Letting coffee ‘bloom’ is important with pretty much every brew method and the Aeropress is no exception. The bloom time helps get all the grounds wet, releases Co2 from the grounds before brewing and helps to make it easier for the rest of the water to get in and do their job afterwards. 

Blooming coffee is the process of simply pouring on a little bit of water (usually 2x the amount of grounds in grams) and then waiting for about 30-45 seconds. 

If you don’t do any bloom at the moment, try it and see what difference it makes. Simply pour in a little bit of water, stir to get all the grounds evenly wet and wait for 30 seconds before pouring the rest of the water in. 

If you already do a bloom, you can try extending it to 45 seconds but this likely won’t be your main cause for the coffee being too weak. 

Does An Aeropress Make Weak Coffee?

An Aeropress shouldn’t make weak coffee.
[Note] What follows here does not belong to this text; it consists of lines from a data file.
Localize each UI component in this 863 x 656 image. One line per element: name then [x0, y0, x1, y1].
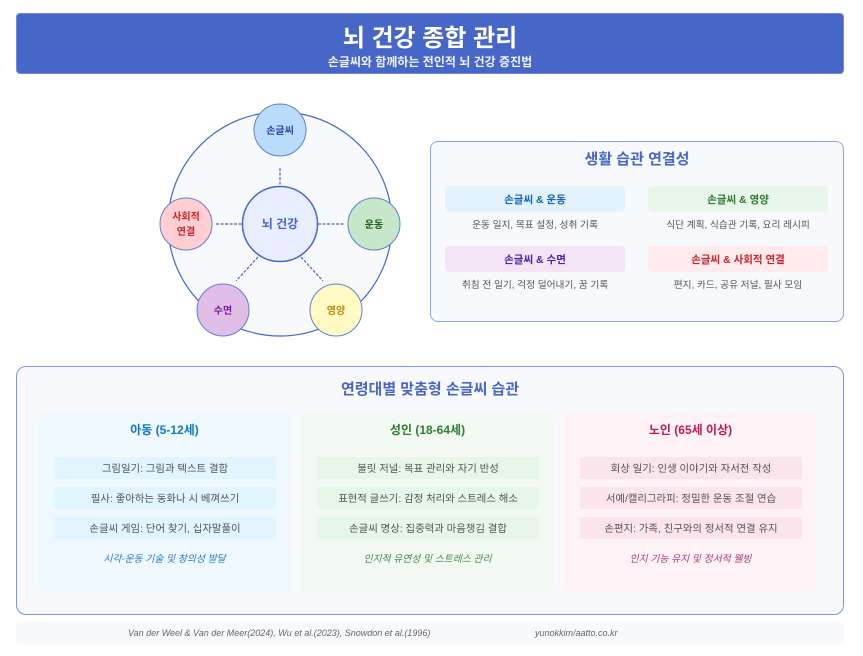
item — [54, 457, 276, 479]
column heading: 성인 (18-64세) — [390, 423, 465, 437]
connector: lower right — [301, 257, 323, 281]
item: 손글씨 명상: 집중력과 마음챙김 결합 — [349, 524, 507, 535]
item — [317, 517, 539, 539]
item — [580, 487, 802, 509]
card: handwriting and exercise — [445, 186, 625, 231]
item — [54, 487, 276, 509]
center node — [242, 186, 318, 262]
item — [580, 457, 802, 479]
brain health circular diagram — [160, 104, 400, 337]
column heading: 노인 (65세 이상) — [649, 423, 732, 437]
node: social connection: 연결 — [177, 225, 195, 238]
chip: 손글씨 & 사회적 연결 — [691, 254, 785, 266]
chip — [648, 186, 828, 212]
item: 손편지: 가족, 친구와의 정서적 연결 유지 — [604, 524, 778, 535]
chip — [445, 246, 625, 272]
item: 그림일기: 그림과 텍스트 결합 — [102, 464, 228, 475]
item — [580, 517, 802, 539]
node: social connection: 사회적 — [172, 210, 200, 223]
item: 손글씨 게임: 단어 찾기, 십자말풀이 — [89, 524, 241, 535]
column: seniors — [565, 412, 816, 592]
outer ring — [168, 112, 392, 336]
references: Van der Weel & Van der Meer(2024), Wu et al.(2023), Snowdon et al.(1996) — [128, 628, 430, 638]
author credit: yunokkim/aatto.co.kr — [535, 628, 618, 638]
item: 서예/캘리그라피: 정밀한 운동 조절 연습 — [606, 494, 776, 505]
column heading: 아동 (5-12세) — [130, 423, 199, 437]
column: adults — [302, 412, 553, 592]
title: 뇌 건강 종합 관리 — [343, 25, 517, 52]
connector: right — [318, 223, 344, 225]
node: nutrition: 영양 — [327, 304, 345, 317]
node: social connection — [160, 198, 212, 250]
description: 취침 전 일기, 걱정 덜어내기, 꿈 기록 — [462, 280, 608, 291]
center node: 뇌 건강 — [262, 217, 298, 231]
description: 운동 일지, 목표 설정, 성취 기록 — [472, 220, 598, 231]
node: handwriting — [254, 104, 306, 156]
chip: 손글씨 & 수면 — [504, 254, 566, 266]
header banner — [16, 13, 844, 74]
card: handwriting and social connection — [648, 246, 828, 291]
card: handwriting and sleep — [445, 246, 625, 291]
node: sleep — [197, 284, 249, 336]
card: handwriting and nutrition — [648, 186, 828, 231]
chip — [648, 246, 828, 272]
chip: 손글씨 & 영양 — [707, 194, 769, 206]
benefit note: 인지 기능 유지 및 정서적 웰빙 — [630, 554, 751, 565]
item: 불릿 저널: 목표 관리와 자기 반성 — [357, 464, 499, 475]
item — [317, 487, 539, 509]
item: 필사: 좋아하는 동화나 시 베껴쓰기 — [91, 494, 239, 505]
panel: age-specific handwriting habits — [16, 366, 844, 615]
benefit note: 인지적 유연성 및 스트레스 관리 — [363, 554, 492, 565]
chip — [445, 186, 625, 212]
item: 회상 일기: 인생 이야기와 자서전 작성 — [611, 464, 771, 475]
connector: left — [216, 223, 242, 225]
chip: 손글씨 & 운동 — [504, 194, 566, 206]
node: handwriting: 손글씨 — [266, 125, 294, 137]
description: 식단 계획, 식습관 기록, 요리 레시피 — [666, 220, 810, 231]
node: nutrition — [310, 284, 362, 336]
item: 표현적 글쓰기: 감정 처리와 스트레스 해소 — [338, 494, 518, 505]
node: exercise — [348, 198, 400, 250]
panel: lifestyle habit connections — [430, 141, 844, 322]
item — [317, 457, 539, 479]
subtitle: 손글씨와 함께하는 전인적 뇌 건강 증진법 — [328, 55, 532, 69]
footer bar — [16, 622, 844, 645]
item — [54, 517, 276, 539]
panel heading: 생활 습관 연결성 — [585, 151, 689, 168]
connector: top — [279, 168, 281, 186]
node: exercise: 운동 — [365, 219, 383, 231]
connector: lower left — [236, 257, 258, 281]
node: sleep: 수면 — [214, 305, 232, 317]
benefit note: 시각-운동 기술 및 창의성 발달 — [103, 554, 226, 565]
age section heading: 연령대별 맞춤형 손글씨 습관 — [341, 381, 519, 398]
column: children — [39, 412, 290, 592]
description: 편지, 카드, 공유 저널, 필사 모임 — [674, 280, 802, 291]
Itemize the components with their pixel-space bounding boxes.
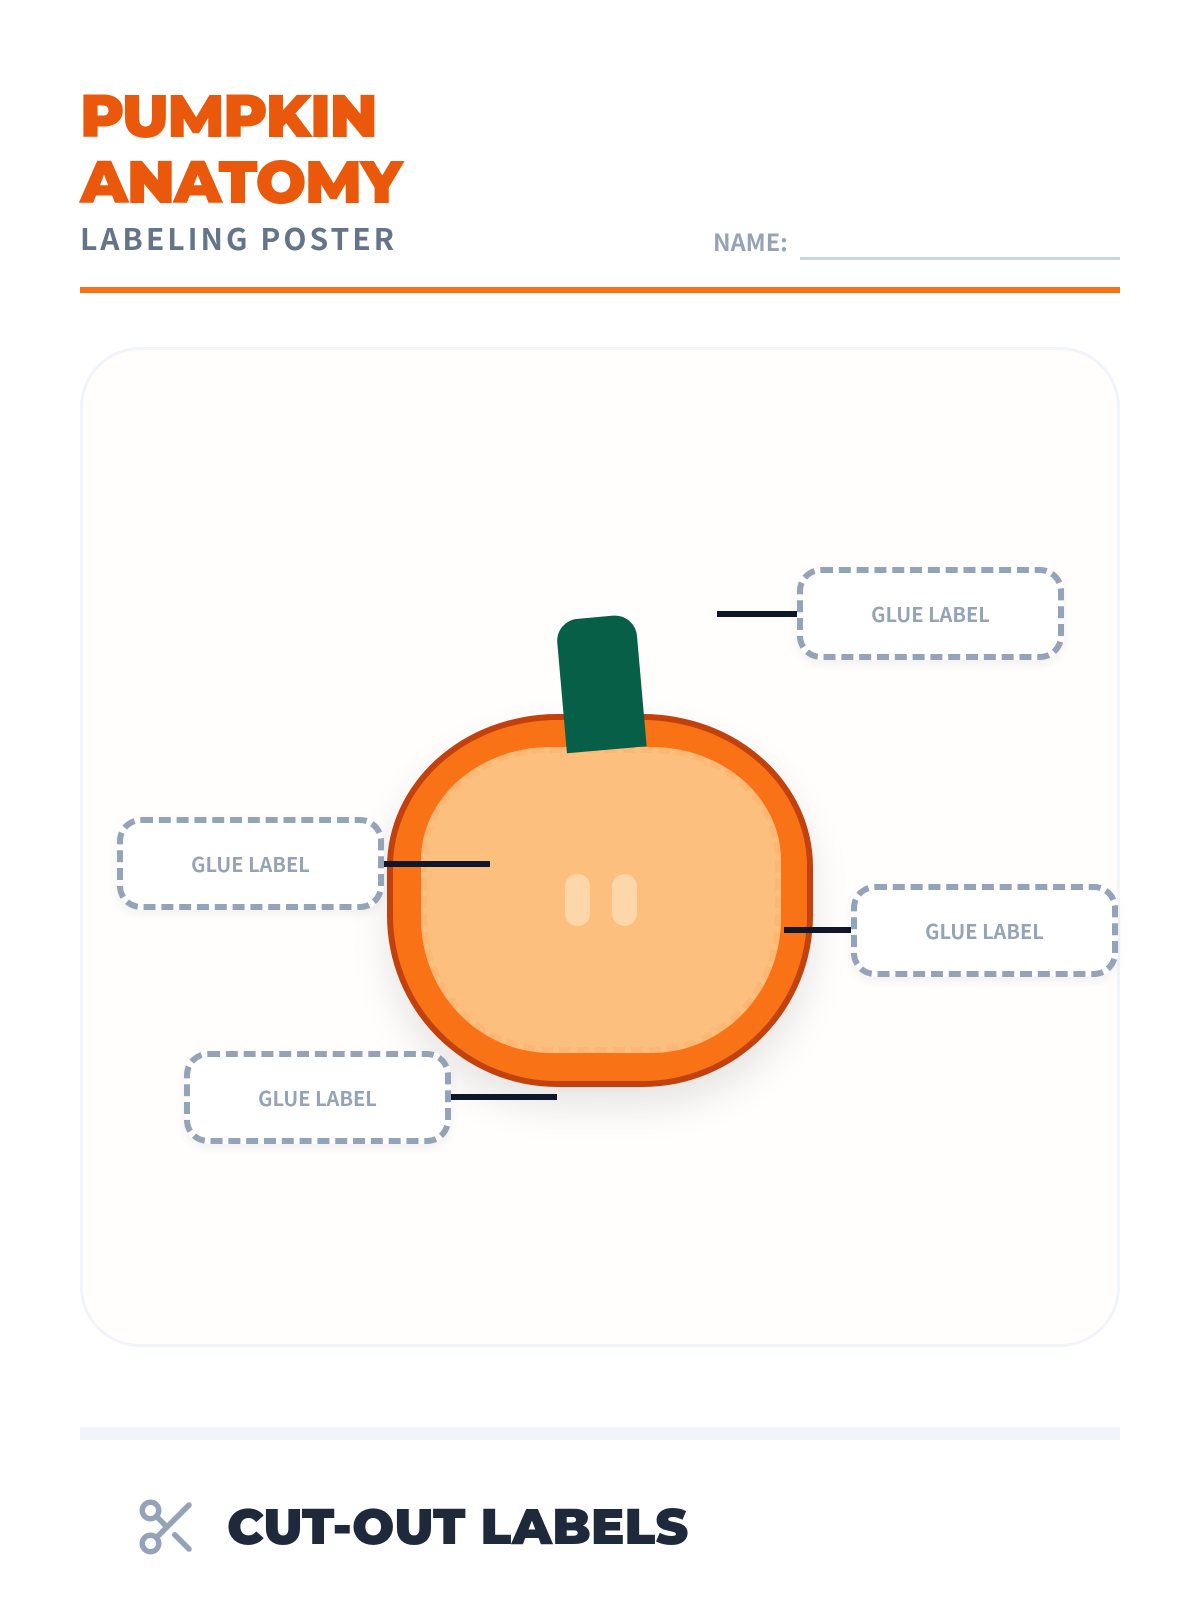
glue label: left: GLUE LABEL (191, 849, 310, 878)
glue label: right (851, 884, 1118, 977)
icon: scissors (140, 1500, 192, 1554)
leader line: top right (717, 611, 797, 617)
glue label: bottom left (184, 1051, 451, 1144)
name write-in line (800, 257, 1120, 260)
title: ANATOMY (80, 146, 401, 218)
pumpkin body (387, 714, 813, 1087)
title (78, 80, 404, 218)
section heading: cut-out labels: CUT-OUT LABELS (227, 1496, 688, 1557)
glue label: left (117, 817, 384, 910)
panel: pumpkin diagram (80, 347, 1120, 1347)
left seed highlight (565, 874, 590, 926)
glue label: right: GLUE LABEL (925, 916, 1044, 945)
glue label: bottom left: GLUE LABEL (258, 1083, 377, 1112)
title: PUMPKIN (80, 80, 376, 152)
leader line: right (784, 927, 851, 933)
glue label: top right (797, 567, 1064, 660)
leader line: left (384, 861, 490, 867)
header rule (80, 287, 1120, 293)
glue label: top right: GLUE LABEL (871, 599, 990, 628)
leader line: bottom left (451, 1094, 557, 1100)
name label: NAME: (713, 224, 788, 258)
divider band (80, 1427, 1120, 1440)
pumpkin flesh (421, 747, 781, 1053)
subtitle: LABELING POSTER (80, 215, 397, 259)
pumpkin stem (556, 614, 647, 753)
right seed highlight (612, 874, 637, 926)
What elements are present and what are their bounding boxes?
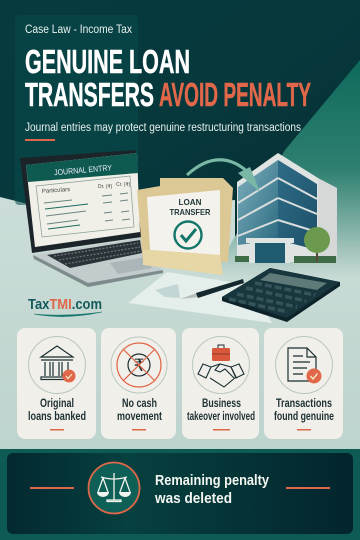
card label: Transactions <box>276 398 332 410</box>
illustration: arrow to building <box>187 160 260 192</box>
icon: bank with check <box>28 336 86 394</box>
conclusion text: Remaining penalty <box>155 472 270 489</box>
illustration: laptop: Particulars <box>42 187 70 195</box>
card label: No cash <box>122 398 157 410</box>
illustration: calculator <box>222 268 340 322</box>
icon: briefcase and handshake <box>192 336 250 394</box>
folder label: LOAN <box>178 197 202 207</box>
card label: Business <box>202 398 241 410</box>
subtitle: Journal entries may protect genuine restructuring transactions <box>25 122 301 134</box>
card label: found genuine <box>274 411 334 423</box>
icon: scales of justice <box>88 462 140 514</box>
illustration: laptop: Dr. (₹) <box>98 184 113 190</box>
title: TRANSFERS <box>25 76 154 113</box>
card label <box>117 398 162 423</box>
card: no cash movement <box>101 328 176 439</box>
card: original loans banked <box>17 328 96 439</box>
card: transactions found genuine <box>264 328 343 439</box>
illustration: laptop: JOURNAL ENTRY <box>54 163 113 177</box>
icon: check circle <box>174 222 202 248</box>
title: GENUINE LOAN <box>25 43 190 80</box>
card label: loans banked <box>28 411 86 423</box>
illustration: laptop <box>20 150 163 287</box>
illustration: office building <box>235 153 337 263</box>
card label <box>187 398 255 423</box>
card: business takeover involved <box>182 328 259 439</box>
illustration: loan transfer folder: TRANSFER <box>170 207 210 217</box>
conclusion banner <box>0 449 360 540</box>
card label <box>28 398 86 423</box>
category label: Case Law - Income Tax <box>25 24 132 36</box>
illustration: paper and pen <box>128 272 272 323</box>
logo: TaxTMI.com: TaxTMI.com <box>28 296 102 313</box>
illustration: loan transfer folder <box>137 178 233 275</box>
card label <box>274 398 334 423</box>
card label: takeover involved <box>187 411 255 423</box>
icon: no rupee: ₹ <box>134 356 144 376</box>
card label: movement <box>117 411 162 423</box>
illustration: laptop: Cr. (₹) <box>116 182 131 188</box>
card label: Original <box>40 398 74 410</box>
icon: document with check <box>276 336 332 394</box>
conclusion text: was deleted <box>154 490 232 507</box>
title <box>25 43 311 113</box>
header <box>25 24 311 141</box>
conclusion text <box>154 472 270 507</box>
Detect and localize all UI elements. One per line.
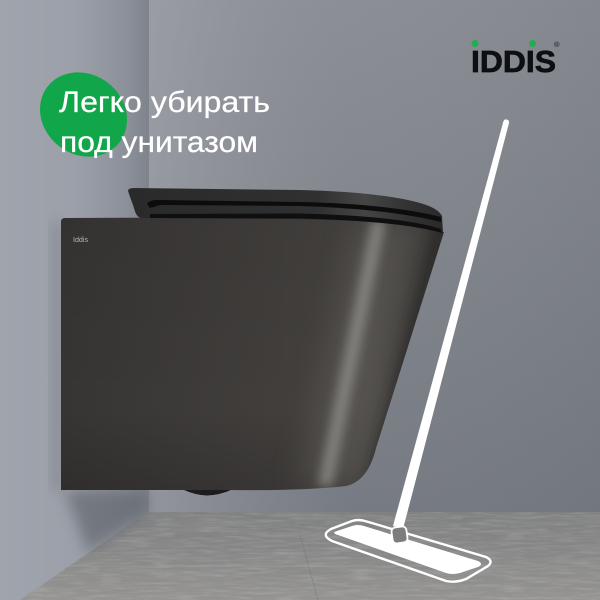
mop pad — [334, 525, 481, 574]
left wall — [0, 0, 149, 600]
toilet — [61, 188, 450, 496]
logo: ® — [554, 40, 560, 49]
mop handle — [393, 119, 509, 529]
small brand mark: Iddis — [73, 235, 88, 244]
drain bump — [184, 490, 231, 496]
heading — [59, 86, 270, 159]
heading: Легко убирать — [59, 86, 270, 119]
toilet seat and lid — [128, 188, 443, 233]
logo: IDDIS — [471, 44, 556, 79]
green circle — [23, 55, 144, 174]
floor — [0, 512, 600, 600]
mop head outline — [326, 520, 491, 582]
mop — [326, 119, 509, 582]
heading: под унитазом — [60, 126, 258, 159]
toilet shadow on walls — [52, 222, 148, 552]
mop connector — [391, 526, 408, 544]
toilet bowl — [61, 217, 450, 492]
back wall — [148, 0, 600, 520]
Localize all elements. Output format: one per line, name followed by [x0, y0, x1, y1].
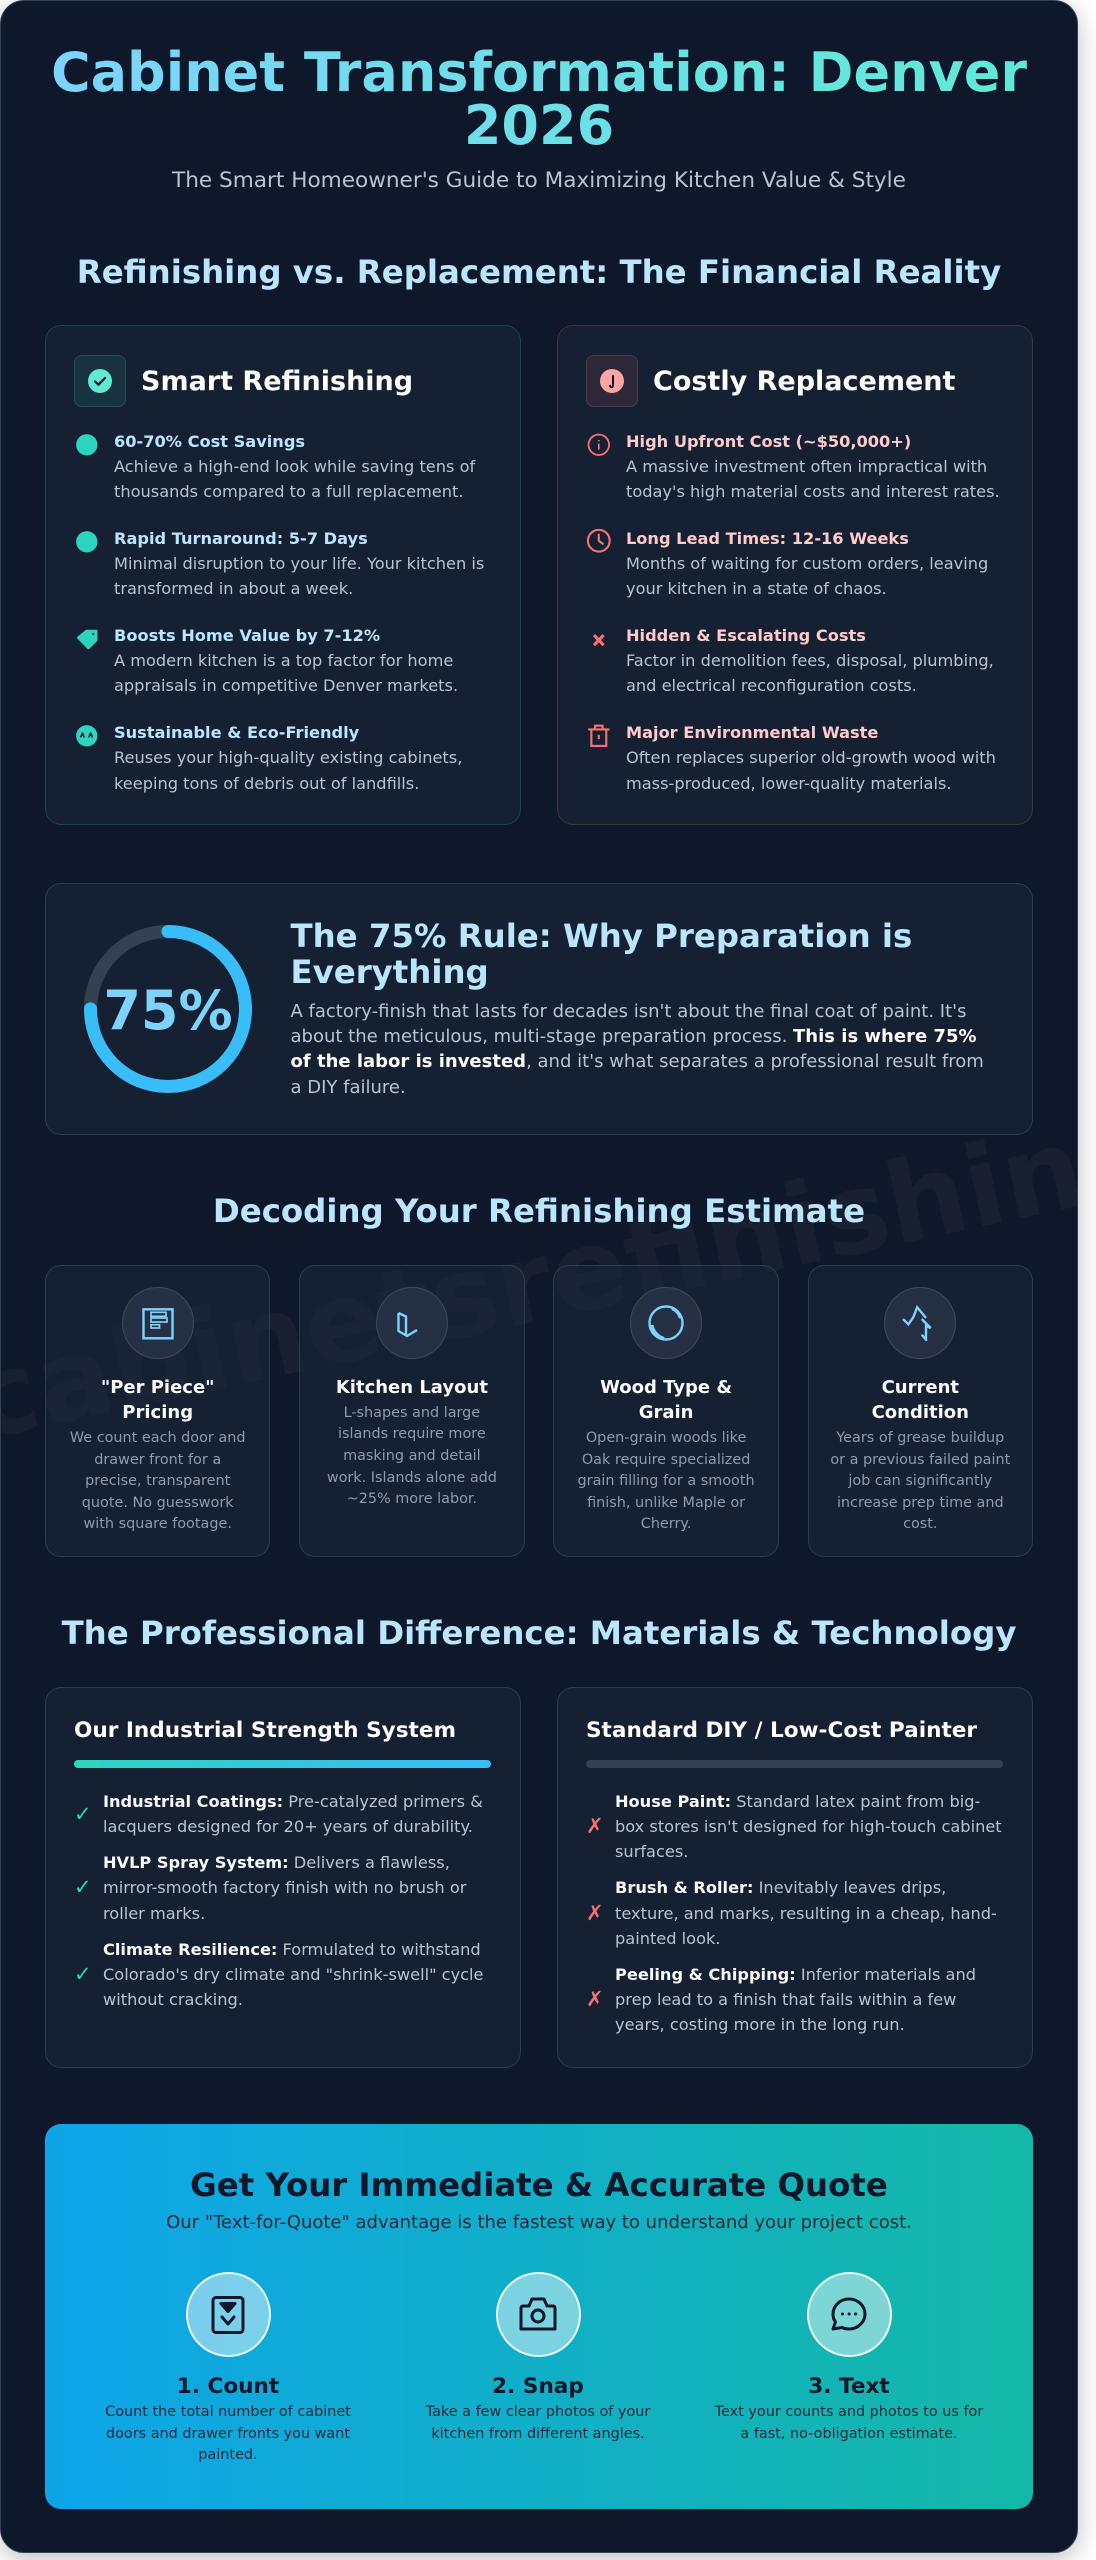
- panel heading: costly replacement: [586, 355, 955, 407]
- list item: spray system: HVLP Spray System: Delivers a flawless,: [103, 1853, 450, 1872]
- card: per piece pricing: We count each door and: [70, 1430, 245, 1446]
- panel: industrial strength system: [45, 1687, 521, 2068]
- card: per piece pricing: [45, 1265, 270, 1557]
- step: text: a fast, no-obligation estimate.: [740, 2426, 958, 2442]
- list item: spray system: [74, 1853, 466, 1923]
- benefit: home value: A modern kitchen is a top factor for home: [114, 651, 453, 670]
- card: kitchen layout: L-shapes and large: [344, 1405, 480, 1421]
- card: wood type: finish, unlike Maple or: [587, 1495, 745, 1511]
- heading: our system: Our Industrial Strength System: [74, 1718, 456, 1743]
- chart: 75% progress ring: 75%: [103, 979, 233, 1042]
- drawback: waste: [588, 723, 996, 793]
- list item: spray system: ✓: [74, 1875, 92, 1899]
- title: 2026: [464, 94, 614, 157]
- drawback: upfront cost: today's high material costs and interest rates.: [626, 482, 1000, 501]
- card: wood type: Wood Type &: [600, 1377, 732, 1398]
- card: per piece pricing: Pricing: [122, 1402, 193, 1423]
- heading: quote: Get Your Immediate & Accurate Quote: [190, 2166, 888, 2204]
- list item: climate: ✓: [74, 1962, 92, 1986]
- card: wood type: Open-grain woods like: [586, 1430, 746, 1446]
- benefit: cost savings: 60-70% Cost Savings: [114, 432, 305, 450]
- card: per piece pricing: quote. No guesswork: [82, 1495, 234, 1511]
- heading: standard DIY: Standard DIY / Low-Cost Painter: [586, 1718, 977, 1743]
- card: kitchen layout: work. Islands alone add: [327, 1470, 497, 1486]
- heading: 75% rule: Everything: [290, 953, 489, 991]
- list item: climate: Climate Resilience: Formulated to withstand: [103, 1940, 481, 1959]
- step: text: Text your counts and photos to us for: [715, 2404, 983, 2420]
- list item: house paint: [586, 1792, 1002, 1861]
- list item: house paint: House Paint: Standard latex paint from big-: [615, 1792, 980, 1811]
- icon: count: [186, 2272, 270, 2357]
- benefit: rapid turnaround: transformed in about a week.: [114, 579, 353, 598]
- icon: check badge: [74, 355, 126, 407]
- card: current condition: Current: [882, 1377, 959, 1398]
- panel: 75% rule: [45, 883, 1033, 1135]
- title: [1, 46, 1077, 152]
- panel heading: costly replacement: Costly Replacement: [653, 366, 955, 397]
- benefit: rapid turnaround: [76, 529, 484, 598]
- text: 75% rule explanation: about the meticulous, multi-stage preparation process. This is where 75%: [290, 1026, 977, 1047]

It won’t make coffee as strong as espresso but it tends to make coffee that’s stronger than a pour over method would. The smoother taste might make it seem like an Aeropress makes weaker coffee while actually the taste is just different.

Most people judge the strength of coffee by the amount of bitterness. However, that’s not necessarily fair. Caffeine has a bitter taste but that really harsh bitterness doesn’t mean your coffee has more caffeine. It just means the grounds were really far extracted. The last compounds that dissolve in the water are the most bitter. 

An Aeropress makes it easy to make coffee that lacks that intense bitterness by just following a few easy steps, making some people believe it’s not strong while it has the same amount of caffeine. 

Try a Fellow Prismo

Tried all of the things above and still don’t have the coffee strength you like? There is something you can add to your Aeropress that helps you brew something that’s much more like espresso. 

The Fellow Prismo is a little device that replaces the filter cap of the Aeropress. It’s a metal filter screen (which means no more paper filters), and a plastic cap with a little valve. 

This little valve only opens when a certain pressure is reached. That means this allows you to push much harder on the plunger before the liquid starts coming out. That results in a higher pressure in the brew chamber which created a condition more like espresso. The higher pressure, combined with the lack of paper filter will brew much thicker, stronger coffee.